Read the Dataset

library(tidyverse)
library(ggplot2)
library(dplyr)
netflix <- read_csv("netflix_titles.csv.zip")

Cleaning the Dataset

netflix_clean <- na.omit(netflix)
paste("After removing missing values, there are", prettyNum(nrow(netflix_clean),big.mark=","), "rows.")
## [1] "After removing missing values, there are 5,332 rows."

Amount of movies and tv shows

categoryamount <- table(netflix_clean$type)
paste("There are", prettyNum(categoryamount[1],big.mark=","), "Movies and", categoryamount[2], "TV Shows.")
## [1] "There are 5,185 Movies and 147 TV Shows."

Graph of Netflix Titles Released Per Year

ggplot(netflix_clean,aes(x=release_year))+geom_histogram(binwidth=1,fill="skyblue",color="black")+labs(title="Number of Netflix Titles Released per Year",x="Release Year",y="Count")
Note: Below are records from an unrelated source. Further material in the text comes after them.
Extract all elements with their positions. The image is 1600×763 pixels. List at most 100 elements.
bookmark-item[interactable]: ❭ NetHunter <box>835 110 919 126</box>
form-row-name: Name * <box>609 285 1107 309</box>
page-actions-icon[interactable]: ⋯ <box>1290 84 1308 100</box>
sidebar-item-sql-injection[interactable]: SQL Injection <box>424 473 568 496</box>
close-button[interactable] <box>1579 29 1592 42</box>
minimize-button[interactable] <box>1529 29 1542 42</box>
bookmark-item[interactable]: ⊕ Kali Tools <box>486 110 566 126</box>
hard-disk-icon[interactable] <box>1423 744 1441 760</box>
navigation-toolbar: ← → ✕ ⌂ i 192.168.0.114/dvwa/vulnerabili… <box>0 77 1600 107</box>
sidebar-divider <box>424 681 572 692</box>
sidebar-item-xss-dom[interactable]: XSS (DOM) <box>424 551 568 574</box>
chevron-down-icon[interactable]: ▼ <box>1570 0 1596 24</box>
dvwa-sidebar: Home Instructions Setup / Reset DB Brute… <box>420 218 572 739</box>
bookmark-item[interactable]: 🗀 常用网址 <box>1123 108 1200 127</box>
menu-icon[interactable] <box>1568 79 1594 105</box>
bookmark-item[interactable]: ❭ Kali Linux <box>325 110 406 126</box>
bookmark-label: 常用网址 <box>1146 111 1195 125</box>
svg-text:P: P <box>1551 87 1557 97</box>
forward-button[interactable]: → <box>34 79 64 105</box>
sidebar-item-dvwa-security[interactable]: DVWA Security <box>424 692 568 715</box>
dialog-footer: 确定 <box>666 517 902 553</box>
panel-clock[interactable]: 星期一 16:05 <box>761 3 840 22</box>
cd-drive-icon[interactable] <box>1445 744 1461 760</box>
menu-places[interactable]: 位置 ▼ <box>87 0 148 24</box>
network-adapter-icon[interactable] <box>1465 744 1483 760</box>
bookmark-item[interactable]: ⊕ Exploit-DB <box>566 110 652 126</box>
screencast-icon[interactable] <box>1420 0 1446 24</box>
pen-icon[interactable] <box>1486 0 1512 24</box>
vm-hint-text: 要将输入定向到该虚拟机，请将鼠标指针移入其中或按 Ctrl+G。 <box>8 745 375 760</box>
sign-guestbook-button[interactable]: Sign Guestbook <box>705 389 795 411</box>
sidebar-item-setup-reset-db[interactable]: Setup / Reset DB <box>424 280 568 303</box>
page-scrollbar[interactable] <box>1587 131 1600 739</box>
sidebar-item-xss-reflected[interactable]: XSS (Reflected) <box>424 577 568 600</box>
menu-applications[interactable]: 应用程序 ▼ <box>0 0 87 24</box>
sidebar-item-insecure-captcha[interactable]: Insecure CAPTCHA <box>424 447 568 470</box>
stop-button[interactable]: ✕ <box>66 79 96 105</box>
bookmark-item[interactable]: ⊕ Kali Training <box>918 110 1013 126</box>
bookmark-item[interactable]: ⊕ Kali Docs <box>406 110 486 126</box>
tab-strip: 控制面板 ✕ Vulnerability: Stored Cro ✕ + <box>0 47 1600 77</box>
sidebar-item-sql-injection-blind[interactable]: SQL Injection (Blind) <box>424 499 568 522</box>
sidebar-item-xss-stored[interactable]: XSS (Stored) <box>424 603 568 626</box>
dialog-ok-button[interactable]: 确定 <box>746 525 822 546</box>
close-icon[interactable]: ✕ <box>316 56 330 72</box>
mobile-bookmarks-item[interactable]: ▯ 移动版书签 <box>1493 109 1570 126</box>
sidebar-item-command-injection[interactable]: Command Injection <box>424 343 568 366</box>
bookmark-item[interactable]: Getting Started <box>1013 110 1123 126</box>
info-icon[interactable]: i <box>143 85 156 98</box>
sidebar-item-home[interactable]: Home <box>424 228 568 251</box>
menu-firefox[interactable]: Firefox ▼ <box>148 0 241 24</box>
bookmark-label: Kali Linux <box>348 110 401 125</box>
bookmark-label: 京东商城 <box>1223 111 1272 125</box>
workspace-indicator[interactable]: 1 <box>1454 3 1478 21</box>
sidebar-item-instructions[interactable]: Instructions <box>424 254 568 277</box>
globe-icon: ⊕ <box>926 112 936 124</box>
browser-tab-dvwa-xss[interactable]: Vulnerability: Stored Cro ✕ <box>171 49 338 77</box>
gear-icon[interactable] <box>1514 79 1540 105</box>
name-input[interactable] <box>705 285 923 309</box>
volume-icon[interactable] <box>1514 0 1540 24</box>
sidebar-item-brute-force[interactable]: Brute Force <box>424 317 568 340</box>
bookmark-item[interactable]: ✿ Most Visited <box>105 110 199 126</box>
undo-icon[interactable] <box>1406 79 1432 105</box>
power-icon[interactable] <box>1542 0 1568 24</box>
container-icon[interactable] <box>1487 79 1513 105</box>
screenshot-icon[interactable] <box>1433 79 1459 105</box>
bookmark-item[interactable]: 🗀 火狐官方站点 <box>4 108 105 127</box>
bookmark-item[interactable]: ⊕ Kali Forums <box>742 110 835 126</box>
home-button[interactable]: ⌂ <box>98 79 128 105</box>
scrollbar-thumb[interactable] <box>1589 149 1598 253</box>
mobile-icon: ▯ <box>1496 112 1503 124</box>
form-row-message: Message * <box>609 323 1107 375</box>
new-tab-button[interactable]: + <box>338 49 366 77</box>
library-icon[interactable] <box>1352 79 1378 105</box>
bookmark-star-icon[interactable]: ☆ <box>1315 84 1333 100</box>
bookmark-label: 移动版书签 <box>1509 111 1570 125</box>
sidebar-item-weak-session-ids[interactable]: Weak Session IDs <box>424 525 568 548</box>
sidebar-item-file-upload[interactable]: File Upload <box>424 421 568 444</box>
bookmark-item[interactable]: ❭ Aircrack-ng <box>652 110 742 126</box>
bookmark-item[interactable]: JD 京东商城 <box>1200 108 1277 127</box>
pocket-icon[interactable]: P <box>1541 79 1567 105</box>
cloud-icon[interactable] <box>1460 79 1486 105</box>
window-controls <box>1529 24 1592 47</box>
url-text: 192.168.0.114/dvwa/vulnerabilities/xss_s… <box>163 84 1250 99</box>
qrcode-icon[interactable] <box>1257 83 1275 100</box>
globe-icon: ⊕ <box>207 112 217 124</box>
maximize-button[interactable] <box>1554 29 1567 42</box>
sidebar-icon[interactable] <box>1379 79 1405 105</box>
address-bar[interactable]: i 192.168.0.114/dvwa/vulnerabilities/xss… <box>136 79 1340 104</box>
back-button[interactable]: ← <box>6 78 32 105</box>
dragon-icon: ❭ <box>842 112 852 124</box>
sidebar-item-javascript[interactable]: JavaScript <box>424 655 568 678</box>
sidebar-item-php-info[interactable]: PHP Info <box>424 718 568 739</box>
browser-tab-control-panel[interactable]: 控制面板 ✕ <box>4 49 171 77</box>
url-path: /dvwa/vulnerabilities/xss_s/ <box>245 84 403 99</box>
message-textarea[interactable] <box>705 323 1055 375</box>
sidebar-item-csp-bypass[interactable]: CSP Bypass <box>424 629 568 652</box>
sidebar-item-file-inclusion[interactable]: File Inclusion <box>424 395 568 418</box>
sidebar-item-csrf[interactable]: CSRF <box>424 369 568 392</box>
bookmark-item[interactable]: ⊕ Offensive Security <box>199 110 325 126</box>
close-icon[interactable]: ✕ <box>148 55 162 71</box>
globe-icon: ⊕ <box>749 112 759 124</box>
Top 5 Countries with the Most Netflix Titles

country_counts <- sort(table(netflix_clean$country),decreasing=TRUE)
top5_countries <- head(country_counts,5)
top5_df <-data.frame(country=names(top5_countries),n=as.numeric(top5_countries))
ggplot(top5_df, aes(x=country, y=n, fill=country))+geom_col()+coord_flip()+labs(title="Top 5 Countries with the Most Netflix Titles",x="Country",y="Number of Titles")